Challenges in implementation of the policy
- Impact on funding for start-ups: Funding for unicorns, smaller start-ups may be hit as several investors may get discouraged if asked to go through government route.
- For example, upcoming funding rounds of India’s top start-up unicorns including Paytm, Zomato, Big Basket and Dream11 may get dampened.
- More clarity needed: Further clarification is required on the reporting mechanism and identification of beneficial ownership structures such as the percentage of holding to ensure full compliance.
- China alleges flouting of norms: China states that the barriers created by the policy for investors from specific countries violate WTO’s principle of non-discrimination. o India’s stand: India has categorically denied China’s allegations regarding its FDI policy.

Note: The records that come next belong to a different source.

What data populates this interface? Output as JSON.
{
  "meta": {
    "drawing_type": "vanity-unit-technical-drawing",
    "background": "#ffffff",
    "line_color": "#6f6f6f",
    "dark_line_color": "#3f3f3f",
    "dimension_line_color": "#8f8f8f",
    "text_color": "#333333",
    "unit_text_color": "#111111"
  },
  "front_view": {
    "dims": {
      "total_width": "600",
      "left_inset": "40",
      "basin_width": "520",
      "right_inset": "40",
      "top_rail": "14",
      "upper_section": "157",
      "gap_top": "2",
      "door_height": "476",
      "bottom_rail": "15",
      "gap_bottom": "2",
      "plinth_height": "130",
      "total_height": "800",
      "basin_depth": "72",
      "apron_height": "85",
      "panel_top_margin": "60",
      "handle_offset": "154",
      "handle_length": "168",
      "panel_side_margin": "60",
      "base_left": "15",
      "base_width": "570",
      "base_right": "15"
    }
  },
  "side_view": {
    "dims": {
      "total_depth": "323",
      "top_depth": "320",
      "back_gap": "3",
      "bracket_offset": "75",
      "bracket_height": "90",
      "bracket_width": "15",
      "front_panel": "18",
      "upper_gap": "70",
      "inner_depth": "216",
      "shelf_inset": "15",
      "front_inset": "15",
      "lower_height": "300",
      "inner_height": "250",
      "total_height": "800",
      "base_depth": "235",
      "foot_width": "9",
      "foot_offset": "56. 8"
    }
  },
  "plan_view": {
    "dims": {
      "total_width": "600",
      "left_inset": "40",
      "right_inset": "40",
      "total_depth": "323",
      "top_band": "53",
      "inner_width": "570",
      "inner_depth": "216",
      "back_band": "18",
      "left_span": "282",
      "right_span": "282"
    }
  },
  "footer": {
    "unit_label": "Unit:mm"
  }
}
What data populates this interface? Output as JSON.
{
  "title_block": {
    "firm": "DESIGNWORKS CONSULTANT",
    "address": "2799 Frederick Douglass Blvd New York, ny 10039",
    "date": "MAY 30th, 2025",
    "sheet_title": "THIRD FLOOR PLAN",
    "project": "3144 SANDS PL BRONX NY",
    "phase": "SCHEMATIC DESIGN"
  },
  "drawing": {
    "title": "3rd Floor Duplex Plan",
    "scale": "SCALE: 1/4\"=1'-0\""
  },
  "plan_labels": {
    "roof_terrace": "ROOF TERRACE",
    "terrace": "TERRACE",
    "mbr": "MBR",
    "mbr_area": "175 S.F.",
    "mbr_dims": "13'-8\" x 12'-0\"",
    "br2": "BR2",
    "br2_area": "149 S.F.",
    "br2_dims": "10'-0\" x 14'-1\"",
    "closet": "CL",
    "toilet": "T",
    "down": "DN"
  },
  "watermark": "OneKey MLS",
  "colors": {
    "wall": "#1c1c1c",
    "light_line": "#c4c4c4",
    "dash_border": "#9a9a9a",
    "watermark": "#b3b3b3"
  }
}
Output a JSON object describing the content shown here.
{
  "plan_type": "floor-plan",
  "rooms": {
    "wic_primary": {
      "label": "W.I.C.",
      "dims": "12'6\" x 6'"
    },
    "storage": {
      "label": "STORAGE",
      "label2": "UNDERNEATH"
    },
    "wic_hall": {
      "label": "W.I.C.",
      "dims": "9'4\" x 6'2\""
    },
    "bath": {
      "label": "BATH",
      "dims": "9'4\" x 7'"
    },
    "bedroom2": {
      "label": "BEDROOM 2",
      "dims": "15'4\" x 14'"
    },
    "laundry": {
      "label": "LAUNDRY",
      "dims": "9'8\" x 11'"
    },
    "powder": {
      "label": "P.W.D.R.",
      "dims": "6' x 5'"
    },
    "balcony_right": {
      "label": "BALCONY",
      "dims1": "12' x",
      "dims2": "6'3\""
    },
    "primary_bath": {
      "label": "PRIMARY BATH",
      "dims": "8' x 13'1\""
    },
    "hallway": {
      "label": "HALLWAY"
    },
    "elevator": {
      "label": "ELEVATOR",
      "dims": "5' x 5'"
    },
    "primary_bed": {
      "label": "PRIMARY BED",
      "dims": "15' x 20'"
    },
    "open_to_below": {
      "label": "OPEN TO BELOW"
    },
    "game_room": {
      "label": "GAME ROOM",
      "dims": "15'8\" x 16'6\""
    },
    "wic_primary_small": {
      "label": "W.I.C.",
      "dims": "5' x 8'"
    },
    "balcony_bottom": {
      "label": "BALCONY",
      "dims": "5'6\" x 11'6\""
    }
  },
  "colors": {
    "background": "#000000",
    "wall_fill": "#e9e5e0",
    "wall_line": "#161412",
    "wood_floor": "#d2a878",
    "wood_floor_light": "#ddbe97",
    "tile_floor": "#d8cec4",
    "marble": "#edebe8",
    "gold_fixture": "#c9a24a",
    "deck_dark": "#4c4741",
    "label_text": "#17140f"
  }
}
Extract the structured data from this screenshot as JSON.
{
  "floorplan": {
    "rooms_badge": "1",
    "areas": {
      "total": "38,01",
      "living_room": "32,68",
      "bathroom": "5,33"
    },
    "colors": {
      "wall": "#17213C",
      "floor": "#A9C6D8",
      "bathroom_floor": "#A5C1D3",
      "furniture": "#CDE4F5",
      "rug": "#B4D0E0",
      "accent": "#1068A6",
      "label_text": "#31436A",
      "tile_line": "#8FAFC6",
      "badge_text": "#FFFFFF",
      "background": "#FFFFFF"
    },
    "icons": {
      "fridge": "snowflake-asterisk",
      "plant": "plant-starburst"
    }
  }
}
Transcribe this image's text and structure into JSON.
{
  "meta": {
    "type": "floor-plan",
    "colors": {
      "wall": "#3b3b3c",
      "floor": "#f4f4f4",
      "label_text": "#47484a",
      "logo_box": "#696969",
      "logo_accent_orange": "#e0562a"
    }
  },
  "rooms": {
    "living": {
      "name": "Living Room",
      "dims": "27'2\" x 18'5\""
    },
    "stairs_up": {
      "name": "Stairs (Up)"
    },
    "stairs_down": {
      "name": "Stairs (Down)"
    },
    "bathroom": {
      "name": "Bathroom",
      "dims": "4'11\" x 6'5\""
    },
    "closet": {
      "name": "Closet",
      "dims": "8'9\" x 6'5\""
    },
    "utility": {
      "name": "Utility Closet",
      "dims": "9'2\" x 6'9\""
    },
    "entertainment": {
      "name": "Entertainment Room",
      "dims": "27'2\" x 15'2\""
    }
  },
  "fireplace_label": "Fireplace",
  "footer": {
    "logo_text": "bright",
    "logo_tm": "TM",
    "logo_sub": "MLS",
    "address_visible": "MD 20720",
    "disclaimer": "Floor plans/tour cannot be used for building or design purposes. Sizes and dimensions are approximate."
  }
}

- India has given following reasoning-
- The revised policy neither restricts market access nor national treatment— the two tenets of global trade-—and is thus not violative of any rules of the WTO.
- On the investment front, the measure does not fall within the Illustrative List of the Agreement on Trade-Related Investment Measures (TRIMS), which details the measures that are inconsistent with the obligation of national treatment.
- Spill over on neighborhood relations: Expansion of restrictions to all land border sharing countries may indirectly affect the FDI from countries such as Myanmar.
- Chinese investment in India has the potential to rebalance an extremely lopsided trading relationship. Although Chinese stakes are increasing in Indian companies, India has also emerged among the key overseas markets for several Chinese companies which can be better leveraged by India’s trade strategy to balance the trading relationship or secure market access for Indian firms in China.
- In the light of this, there is a need to strike a better balance between creating a friendly, open and predictable investment environment on one hand, and safeguarding longer-term considerations of security and privacy on the other.